Frozen Feature Augmentation for Few-Shot Image Classification
Andreas Bär, Neil Houlsby, Mostafa Dehghani, Manoj Kumar
TL;DR
This work shows that augmenting frozen vision-transformer features, rather than input images, with carefully designed FroFA transformations can improve few-shot image classification. By mapping features to a surrogate image-like space and applying per-channel and sequential augmentations, the authors identify brightness- and other stylistic transformations as the most effective, while geometric changes often harm performance on ImageNet. The study demonstrates consistent gains across multiple architectures and large pretraining datasets, especially on small transfer datasets, and finds that per-channel FroFA and sequential protocols can yield substantial boosts (up to ~7.7% in 1-shot). These results indicate that simple, computation-light feature-space augmentations are a practical route to boosting few-shot transfer when working with frozen representations.
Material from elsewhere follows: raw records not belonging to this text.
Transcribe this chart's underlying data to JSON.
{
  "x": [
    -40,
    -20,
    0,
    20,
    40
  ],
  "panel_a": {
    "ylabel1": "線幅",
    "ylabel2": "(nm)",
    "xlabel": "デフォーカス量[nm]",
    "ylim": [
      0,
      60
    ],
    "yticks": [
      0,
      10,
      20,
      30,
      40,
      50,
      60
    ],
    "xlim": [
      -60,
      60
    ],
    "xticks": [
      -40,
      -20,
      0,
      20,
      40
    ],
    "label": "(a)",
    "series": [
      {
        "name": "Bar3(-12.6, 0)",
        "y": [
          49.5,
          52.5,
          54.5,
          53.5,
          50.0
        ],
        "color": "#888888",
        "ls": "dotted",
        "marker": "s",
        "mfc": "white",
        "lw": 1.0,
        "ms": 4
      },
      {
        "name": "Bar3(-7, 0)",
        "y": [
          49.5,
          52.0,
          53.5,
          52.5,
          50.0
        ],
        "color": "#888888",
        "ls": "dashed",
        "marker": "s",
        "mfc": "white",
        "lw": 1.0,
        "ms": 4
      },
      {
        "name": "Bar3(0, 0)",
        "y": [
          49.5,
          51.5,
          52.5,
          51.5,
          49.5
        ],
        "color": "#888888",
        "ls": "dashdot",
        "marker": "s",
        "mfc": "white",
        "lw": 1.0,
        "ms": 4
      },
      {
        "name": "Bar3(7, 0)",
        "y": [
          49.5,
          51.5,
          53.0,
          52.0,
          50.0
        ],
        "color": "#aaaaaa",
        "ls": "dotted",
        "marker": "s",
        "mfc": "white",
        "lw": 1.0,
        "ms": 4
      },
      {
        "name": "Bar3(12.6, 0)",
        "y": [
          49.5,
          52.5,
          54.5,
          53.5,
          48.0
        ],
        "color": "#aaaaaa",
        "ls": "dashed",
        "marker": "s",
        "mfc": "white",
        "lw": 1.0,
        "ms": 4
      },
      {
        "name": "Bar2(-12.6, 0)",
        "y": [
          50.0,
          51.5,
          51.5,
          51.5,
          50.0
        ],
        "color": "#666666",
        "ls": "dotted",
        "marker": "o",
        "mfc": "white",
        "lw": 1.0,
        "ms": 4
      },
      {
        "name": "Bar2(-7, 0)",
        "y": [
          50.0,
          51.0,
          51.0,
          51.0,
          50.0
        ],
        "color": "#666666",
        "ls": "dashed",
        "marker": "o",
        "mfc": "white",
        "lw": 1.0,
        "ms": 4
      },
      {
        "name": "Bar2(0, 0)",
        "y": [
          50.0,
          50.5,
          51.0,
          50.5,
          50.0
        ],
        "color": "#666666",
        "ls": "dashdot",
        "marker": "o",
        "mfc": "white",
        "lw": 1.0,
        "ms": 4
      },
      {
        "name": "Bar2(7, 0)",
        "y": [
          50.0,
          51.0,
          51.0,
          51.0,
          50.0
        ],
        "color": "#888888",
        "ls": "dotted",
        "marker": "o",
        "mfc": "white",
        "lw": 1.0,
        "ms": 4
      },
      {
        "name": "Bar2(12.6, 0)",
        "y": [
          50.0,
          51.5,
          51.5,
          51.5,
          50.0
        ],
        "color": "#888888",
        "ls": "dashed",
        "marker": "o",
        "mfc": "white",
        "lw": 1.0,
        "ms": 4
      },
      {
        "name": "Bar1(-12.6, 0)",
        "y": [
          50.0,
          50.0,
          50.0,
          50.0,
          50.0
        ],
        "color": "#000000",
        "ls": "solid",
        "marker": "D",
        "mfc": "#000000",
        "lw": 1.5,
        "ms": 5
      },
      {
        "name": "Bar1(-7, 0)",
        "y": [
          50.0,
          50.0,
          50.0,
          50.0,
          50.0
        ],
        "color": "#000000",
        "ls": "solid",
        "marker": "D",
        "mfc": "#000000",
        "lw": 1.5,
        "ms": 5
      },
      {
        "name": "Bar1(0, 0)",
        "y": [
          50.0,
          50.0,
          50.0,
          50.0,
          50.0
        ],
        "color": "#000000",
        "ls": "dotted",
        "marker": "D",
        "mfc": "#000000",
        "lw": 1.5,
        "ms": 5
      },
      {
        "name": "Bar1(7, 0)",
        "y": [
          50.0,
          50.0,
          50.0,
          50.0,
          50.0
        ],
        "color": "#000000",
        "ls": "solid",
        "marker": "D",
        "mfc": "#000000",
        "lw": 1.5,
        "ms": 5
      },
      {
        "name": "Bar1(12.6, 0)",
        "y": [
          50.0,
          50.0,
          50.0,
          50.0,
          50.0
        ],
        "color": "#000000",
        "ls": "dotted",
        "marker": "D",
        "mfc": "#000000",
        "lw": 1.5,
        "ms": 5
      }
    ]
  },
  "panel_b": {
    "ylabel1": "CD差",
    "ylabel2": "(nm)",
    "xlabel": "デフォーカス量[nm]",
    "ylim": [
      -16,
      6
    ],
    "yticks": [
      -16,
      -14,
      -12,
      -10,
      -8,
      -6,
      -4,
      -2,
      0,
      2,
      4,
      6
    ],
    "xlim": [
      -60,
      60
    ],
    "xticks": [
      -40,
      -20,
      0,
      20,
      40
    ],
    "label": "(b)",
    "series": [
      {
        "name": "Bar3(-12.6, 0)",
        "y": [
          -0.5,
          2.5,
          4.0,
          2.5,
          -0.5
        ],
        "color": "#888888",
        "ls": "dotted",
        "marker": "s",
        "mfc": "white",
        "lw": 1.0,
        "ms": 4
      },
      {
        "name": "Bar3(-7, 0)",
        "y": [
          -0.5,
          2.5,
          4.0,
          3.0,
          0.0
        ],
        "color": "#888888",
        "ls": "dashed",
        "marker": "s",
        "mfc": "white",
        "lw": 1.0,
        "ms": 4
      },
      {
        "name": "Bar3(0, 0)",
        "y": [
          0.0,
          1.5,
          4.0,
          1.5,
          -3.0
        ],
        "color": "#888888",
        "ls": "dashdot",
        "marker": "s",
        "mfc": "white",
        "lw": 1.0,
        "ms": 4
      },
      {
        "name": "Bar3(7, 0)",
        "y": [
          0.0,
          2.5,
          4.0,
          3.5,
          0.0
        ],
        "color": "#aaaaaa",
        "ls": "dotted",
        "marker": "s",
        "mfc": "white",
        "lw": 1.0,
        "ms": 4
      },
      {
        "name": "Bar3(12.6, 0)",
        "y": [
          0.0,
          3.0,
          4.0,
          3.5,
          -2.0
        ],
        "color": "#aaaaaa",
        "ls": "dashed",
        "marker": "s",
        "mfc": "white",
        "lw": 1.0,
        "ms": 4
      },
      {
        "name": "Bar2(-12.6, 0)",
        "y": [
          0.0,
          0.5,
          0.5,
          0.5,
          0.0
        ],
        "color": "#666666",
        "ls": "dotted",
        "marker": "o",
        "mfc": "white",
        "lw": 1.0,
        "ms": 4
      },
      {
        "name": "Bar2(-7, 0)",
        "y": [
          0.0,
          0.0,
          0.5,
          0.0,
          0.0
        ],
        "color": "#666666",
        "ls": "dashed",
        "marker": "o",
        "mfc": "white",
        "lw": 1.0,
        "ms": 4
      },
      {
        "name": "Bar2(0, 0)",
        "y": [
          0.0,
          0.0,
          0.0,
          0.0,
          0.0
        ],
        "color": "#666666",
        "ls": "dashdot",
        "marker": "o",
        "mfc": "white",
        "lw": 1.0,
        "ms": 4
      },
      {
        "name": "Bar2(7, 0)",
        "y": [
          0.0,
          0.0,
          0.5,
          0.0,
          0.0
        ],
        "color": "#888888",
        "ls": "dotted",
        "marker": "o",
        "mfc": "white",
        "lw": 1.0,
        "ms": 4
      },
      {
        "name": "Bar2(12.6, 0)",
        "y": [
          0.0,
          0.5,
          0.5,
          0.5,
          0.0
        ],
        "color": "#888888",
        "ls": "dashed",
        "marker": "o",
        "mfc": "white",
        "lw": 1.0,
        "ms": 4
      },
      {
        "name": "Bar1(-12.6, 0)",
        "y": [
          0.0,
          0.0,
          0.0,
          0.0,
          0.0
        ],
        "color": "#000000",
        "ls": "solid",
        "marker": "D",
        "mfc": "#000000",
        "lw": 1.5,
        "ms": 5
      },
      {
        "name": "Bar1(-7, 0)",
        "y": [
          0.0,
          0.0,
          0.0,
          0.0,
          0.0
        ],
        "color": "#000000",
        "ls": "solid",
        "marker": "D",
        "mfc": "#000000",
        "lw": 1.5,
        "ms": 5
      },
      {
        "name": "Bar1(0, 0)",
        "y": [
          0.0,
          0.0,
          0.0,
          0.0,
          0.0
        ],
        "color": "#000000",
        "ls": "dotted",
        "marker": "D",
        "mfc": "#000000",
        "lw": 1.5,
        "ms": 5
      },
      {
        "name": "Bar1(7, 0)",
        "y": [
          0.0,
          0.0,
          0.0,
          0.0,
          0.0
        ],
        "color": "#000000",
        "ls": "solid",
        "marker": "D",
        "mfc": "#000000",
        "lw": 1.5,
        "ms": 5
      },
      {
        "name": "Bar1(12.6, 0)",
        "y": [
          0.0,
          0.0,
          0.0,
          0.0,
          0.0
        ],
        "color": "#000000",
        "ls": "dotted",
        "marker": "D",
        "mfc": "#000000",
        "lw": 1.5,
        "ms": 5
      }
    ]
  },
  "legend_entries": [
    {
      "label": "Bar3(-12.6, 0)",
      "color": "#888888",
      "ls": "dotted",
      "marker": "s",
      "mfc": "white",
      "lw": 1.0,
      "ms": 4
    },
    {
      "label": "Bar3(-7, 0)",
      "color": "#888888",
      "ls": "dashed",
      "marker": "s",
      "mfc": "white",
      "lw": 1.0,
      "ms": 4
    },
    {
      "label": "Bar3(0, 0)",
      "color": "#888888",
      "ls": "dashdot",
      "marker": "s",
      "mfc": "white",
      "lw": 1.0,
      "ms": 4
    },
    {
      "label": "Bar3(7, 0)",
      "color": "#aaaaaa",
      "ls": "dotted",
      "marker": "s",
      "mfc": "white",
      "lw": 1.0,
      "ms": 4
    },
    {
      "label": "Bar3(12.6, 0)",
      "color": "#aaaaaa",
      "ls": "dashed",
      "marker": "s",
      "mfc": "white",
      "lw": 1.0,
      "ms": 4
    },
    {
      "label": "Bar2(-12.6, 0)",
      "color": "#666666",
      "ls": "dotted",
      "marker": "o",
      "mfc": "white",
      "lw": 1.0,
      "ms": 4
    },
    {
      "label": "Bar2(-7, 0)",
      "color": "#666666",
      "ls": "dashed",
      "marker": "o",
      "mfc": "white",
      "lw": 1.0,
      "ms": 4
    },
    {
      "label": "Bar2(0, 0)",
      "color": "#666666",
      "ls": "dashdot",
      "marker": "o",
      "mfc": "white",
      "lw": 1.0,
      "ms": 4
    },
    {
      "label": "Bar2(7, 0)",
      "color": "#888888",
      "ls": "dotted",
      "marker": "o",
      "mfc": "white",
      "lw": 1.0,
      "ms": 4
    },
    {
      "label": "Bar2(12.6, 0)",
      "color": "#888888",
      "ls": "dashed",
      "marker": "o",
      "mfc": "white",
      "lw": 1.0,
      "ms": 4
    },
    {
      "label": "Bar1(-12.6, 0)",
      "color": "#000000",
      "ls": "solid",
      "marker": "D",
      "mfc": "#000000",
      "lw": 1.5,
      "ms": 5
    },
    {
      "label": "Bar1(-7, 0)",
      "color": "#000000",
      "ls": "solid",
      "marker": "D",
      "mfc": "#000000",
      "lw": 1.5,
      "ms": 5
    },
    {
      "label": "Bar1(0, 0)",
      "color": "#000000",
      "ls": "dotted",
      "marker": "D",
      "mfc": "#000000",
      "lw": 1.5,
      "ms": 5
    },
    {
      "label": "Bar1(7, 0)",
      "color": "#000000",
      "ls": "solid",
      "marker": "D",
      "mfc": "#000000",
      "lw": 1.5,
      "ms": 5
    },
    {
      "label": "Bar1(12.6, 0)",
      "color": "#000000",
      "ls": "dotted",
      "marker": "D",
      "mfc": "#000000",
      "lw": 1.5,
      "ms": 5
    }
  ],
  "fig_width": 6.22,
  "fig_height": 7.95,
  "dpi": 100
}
The findings also show good generalization across architectures and pretraining setups, suggesting broad applicability for rapid, data-efficient deployment of pretrained vision models.
Abstract
Training a linear classifier or lightweight model on top of pretrained vision model outputs, so-called 'frozen features', leads to impressive performance on a number of downstream few-shot tasks. Currently, frozen features are not modified during training. On the other hand, when networks are trained directly on images, data augmentation is a standard recipe that improves performance with no substantial overhead. In this paper, we conduct an extensive pilot study on few-shot image classification that explores applying data augmentations in the frozen feature space, dubbed 'frozen feature augmentation (FroFA)', covering twenty augmentations in total. Our study demonstrates that adopting a deceptively simple pointwise FroFA, such as brightness, can improve few-shot performance consistently across three network architectures, three large pretraining datasets, and eight transfer datasets.